Saturday, November 17, 2007

Sit Down, Take a Stress Pill, and Think Things Over

SPOILER ALERT:



Over the next week or so I'll be presenting all manner of important and trivial things concerning the entity (some book, mostly movie) 2001: A Space Odyssey.




So let me warn you right now: Rosebud was the Space Pod.




When I received my first stereo phono as a Christmas present from my wonderful Mom and Dad, the first thing I did that Christmas Morning of 1968 was slap on the soundtrack to 2001, and blare Strauss's homage to the no-god ubermensch across the chill of Jesus' birthday.




With my Christmas money, I went to Montgomery Ward soon after and purchased the record Music Inspired by 2001. As a kid I didn't understand the concept of cynical marketing ploys. It had a picture of the Starchild on the cover, and opened with "Also Sprach Zarathustra," so I was set.
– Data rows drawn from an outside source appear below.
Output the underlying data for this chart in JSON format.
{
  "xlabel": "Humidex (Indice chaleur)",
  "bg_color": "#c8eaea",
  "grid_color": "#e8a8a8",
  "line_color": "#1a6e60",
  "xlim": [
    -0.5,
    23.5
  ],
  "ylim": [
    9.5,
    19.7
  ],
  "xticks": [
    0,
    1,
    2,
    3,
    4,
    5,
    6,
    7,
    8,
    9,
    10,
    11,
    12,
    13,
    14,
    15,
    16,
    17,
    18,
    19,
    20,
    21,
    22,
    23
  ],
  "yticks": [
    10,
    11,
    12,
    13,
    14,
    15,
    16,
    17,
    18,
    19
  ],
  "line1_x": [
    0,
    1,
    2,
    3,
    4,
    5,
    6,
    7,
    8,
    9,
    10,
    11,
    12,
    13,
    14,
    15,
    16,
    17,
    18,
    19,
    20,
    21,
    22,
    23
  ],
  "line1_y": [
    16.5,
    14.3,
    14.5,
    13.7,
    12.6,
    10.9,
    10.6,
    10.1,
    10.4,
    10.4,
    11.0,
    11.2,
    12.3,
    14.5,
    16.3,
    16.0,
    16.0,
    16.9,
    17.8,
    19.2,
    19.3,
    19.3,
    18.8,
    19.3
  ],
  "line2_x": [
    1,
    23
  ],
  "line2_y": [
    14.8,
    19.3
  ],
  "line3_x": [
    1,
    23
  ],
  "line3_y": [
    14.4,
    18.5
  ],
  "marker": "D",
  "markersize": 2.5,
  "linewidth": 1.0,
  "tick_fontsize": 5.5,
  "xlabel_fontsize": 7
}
I've never asked my Mom what she thought of those odd shrieks of Gyorgi Ligeti's Requiem or Volumina coming from my speakers.



I can tell you that music from the first 2001 album and this one became background sounds at several youth-group haunted houses (along with the "Free-Form Guitar" screeches on Chicago Transport Authority).


Anyway, inspired by the recent (FINALLY!) DVD "deluxe" 2001, I dug out the old "inspired by" album and played it, dubbing it onto cassette. Then I walked the tape across the study to the cassette deck sitting above the computer and "ripped" the music into mp3s.


And then the gruelling editing work began. I've discovered that most skips and pops can be covered over in an LP recording by pulling a Byrne "pocket universe" trick: I copy a fragment of sound from a fraction of a second AFTER the pop, and paste it on top of the offending occurrence. Most of the time, it works!


So, anyway, I now have a semblance of the album on CD. Above is a scan of Mike Curb's liner notes on the back. Here is a scan of my CD rear and front inserts. The two pictures are scanned from the back of the record jacket. The track listings are also direct scans from the record jacket, with the columns separated enough for track numbers to be inserted.
Notice the last paragraph of Curb's "insightful" liner notes. It amazes me that linguistic stupes have been MISUSING the word "hopefully" for almost 40 years!